4am

It’s 4am and I’m sat on a rickety chair in my son’s room, listening to the rain. He woke a couple of hours ago and has been restful since, as long as I don’t move. As soon as I shuffle, he’s awake again, asking where I’m going. My feet are a little cold and my shoulder is twinging slightly and I’m starting to get a bit worried about how well I’ll be functioning when my daughter wakes in two hours’ time.

But the sound of the rain is soothing. It reminds me that outside in the field, the grass grows and is cut and baled and grows again. The birds come and go, building nests and hatching eggs and singing. The wildflowers spring up and die down and spring up again. (Now, as June begins, it’s cow parsley and oxeye daisies, buttercups and red campion.)

4.20 and I can hear the very beginnings of the dawn chorus. The rain has stopped and I can almost hear the freshness in the air as the chirruppy birdsong gets louder.

Is there a happy secret to be discovered at this quiet time on this quiet morning?

My mind wanders back and forth. I vaguely thought I’d put together some kind of eloquent, cohesive, insightful blog post. But it is 4.30 in the morning and I realise now that was a rather optimistic thought.

Nevertheless, there is something to be said for being awake at this time in the morning in early summer, even if I can’t for the life of me think what that something is or how to put it into words.
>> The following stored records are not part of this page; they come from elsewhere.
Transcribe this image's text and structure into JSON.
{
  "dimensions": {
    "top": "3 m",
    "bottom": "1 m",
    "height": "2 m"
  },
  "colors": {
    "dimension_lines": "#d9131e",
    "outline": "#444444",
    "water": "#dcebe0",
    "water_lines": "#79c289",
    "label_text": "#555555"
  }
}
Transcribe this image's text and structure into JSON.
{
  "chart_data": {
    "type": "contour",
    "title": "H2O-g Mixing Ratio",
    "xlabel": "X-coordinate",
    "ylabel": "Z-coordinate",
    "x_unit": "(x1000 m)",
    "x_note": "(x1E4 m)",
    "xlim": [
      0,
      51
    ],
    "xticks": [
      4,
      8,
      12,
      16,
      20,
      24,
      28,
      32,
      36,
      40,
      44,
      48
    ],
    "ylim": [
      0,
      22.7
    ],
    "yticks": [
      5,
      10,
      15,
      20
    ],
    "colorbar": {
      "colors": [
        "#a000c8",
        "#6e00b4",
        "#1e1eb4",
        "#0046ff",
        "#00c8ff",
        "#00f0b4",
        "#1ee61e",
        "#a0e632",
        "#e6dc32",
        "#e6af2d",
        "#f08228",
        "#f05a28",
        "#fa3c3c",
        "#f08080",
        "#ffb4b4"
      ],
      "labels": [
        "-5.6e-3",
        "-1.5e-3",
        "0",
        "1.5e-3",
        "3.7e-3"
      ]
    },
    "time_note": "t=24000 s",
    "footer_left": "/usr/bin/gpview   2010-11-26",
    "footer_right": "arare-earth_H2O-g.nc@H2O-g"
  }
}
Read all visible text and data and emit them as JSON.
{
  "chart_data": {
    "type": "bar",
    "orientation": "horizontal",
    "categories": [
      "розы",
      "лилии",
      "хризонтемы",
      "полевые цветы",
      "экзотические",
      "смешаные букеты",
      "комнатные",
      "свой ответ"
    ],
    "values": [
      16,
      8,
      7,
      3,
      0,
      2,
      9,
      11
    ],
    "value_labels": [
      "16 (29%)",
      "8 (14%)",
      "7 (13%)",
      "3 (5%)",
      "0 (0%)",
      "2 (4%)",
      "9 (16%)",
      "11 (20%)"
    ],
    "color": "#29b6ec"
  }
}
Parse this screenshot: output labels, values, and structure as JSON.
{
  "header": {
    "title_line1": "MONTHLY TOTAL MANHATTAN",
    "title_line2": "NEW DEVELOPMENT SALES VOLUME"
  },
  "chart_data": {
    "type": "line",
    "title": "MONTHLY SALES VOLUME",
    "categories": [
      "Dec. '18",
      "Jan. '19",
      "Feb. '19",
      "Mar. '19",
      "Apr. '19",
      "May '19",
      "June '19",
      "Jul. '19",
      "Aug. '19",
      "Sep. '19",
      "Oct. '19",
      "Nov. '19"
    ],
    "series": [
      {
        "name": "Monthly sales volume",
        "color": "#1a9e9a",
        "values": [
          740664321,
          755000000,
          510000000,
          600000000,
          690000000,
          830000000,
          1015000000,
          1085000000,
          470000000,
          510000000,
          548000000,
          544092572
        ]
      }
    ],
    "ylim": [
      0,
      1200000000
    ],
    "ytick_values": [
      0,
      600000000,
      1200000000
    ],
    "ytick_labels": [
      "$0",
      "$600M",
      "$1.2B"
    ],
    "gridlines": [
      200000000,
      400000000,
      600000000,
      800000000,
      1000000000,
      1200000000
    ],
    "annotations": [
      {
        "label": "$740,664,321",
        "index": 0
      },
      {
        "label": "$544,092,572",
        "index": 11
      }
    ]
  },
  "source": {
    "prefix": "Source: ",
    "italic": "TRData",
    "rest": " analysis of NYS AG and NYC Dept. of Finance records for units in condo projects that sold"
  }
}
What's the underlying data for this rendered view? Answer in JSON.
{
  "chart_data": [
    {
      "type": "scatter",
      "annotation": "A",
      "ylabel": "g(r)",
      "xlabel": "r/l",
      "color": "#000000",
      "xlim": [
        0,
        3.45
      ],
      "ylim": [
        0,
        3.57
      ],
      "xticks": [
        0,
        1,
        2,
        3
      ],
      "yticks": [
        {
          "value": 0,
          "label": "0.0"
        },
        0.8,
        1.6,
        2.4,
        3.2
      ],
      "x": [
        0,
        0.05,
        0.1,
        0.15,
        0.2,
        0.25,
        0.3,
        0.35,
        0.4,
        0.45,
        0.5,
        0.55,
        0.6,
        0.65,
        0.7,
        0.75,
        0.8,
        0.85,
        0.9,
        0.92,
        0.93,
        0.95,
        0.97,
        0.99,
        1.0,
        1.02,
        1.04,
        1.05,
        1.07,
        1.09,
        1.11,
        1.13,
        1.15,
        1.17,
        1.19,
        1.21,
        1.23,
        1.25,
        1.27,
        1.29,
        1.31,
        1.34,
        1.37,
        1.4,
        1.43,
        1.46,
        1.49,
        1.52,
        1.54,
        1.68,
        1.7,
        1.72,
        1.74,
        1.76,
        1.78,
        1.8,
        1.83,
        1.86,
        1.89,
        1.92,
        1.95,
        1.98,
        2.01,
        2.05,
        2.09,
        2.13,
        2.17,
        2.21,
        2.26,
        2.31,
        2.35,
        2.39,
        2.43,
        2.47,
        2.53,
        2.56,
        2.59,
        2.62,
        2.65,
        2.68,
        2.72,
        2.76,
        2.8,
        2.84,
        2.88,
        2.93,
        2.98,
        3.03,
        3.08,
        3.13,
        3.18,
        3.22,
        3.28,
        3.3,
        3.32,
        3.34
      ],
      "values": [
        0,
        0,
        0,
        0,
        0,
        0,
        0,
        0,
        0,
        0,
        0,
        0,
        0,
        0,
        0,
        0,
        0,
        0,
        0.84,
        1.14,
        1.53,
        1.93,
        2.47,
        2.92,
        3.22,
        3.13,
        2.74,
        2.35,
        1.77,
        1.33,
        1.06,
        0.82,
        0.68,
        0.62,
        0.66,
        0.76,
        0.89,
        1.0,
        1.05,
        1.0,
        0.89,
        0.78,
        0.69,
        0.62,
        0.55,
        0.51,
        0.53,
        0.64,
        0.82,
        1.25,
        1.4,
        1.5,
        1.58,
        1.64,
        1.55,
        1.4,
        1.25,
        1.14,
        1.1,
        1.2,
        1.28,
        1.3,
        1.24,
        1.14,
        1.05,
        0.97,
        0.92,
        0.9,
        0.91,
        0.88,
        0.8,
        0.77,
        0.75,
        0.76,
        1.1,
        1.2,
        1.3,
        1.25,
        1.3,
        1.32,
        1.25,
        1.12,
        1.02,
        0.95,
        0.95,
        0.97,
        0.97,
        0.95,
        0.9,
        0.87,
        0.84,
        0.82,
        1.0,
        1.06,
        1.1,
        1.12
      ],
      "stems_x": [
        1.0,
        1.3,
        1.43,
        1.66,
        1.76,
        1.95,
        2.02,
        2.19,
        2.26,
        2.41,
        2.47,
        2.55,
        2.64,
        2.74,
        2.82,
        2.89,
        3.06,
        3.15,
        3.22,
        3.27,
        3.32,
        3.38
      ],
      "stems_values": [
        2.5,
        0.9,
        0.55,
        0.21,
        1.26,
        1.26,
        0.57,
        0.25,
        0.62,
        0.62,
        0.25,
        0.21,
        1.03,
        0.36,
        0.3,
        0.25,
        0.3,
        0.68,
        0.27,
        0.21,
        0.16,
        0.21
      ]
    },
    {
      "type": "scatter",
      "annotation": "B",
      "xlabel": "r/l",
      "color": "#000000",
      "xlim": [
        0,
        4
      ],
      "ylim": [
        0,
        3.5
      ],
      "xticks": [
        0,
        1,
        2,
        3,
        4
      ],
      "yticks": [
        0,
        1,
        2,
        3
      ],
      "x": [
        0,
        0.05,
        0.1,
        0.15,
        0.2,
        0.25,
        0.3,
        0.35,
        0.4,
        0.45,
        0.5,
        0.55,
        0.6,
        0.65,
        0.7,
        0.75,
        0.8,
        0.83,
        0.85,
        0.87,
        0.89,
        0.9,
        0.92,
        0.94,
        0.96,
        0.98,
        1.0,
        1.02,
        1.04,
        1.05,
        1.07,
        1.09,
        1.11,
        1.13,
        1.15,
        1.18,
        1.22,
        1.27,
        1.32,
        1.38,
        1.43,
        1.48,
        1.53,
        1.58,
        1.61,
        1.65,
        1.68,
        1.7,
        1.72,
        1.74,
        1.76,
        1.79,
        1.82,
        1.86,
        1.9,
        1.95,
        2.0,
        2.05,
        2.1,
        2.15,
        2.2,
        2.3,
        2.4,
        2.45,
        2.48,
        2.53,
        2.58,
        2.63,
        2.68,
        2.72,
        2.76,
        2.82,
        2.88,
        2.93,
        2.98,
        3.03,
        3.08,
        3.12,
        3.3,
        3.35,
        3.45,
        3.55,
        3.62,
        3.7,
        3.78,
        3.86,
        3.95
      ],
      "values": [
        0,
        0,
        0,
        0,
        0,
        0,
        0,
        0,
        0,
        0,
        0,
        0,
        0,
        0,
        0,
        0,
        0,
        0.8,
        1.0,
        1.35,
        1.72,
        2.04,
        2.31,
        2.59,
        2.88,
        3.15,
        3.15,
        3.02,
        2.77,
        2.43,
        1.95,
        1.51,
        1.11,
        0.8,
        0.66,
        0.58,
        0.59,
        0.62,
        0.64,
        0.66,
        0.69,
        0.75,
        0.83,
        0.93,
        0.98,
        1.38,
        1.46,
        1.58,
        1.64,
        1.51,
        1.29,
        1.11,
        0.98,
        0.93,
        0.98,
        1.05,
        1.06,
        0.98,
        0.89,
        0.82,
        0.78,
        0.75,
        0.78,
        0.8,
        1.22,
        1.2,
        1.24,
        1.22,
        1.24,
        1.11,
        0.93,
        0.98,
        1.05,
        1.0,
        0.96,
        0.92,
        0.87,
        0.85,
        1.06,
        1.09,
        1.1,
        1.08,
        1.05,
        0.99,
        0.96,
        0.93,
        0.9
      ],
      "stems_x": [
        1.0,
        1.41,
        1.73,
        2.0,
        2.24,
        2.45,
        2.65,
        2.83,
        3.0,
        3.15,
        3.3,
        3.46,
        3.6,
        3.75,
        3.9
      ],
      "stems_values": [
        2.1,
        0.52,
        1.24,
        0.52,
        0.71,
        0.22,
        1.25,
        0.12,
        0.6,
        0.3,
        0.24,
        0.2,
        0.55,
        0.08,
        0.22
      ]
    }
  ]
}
But if I tried, really tried, it’d be something like this: the world is holding us all, with all our new beginnings and all our endings, our hopes, our disillusionment, our pain, our love. There’s beauty and goodness in the night and the day, in all the seasons, in the arrival of the wildflowers and their fading. In mourning and joy. In solitude and togetherness. There’s work to be done and there’s rest to be had. Life is here for us, and as dawn comes on a new day, all I can think of are Mary Oliver’s words,

Tell me, what is it that you plan to do with your one wild and precious life?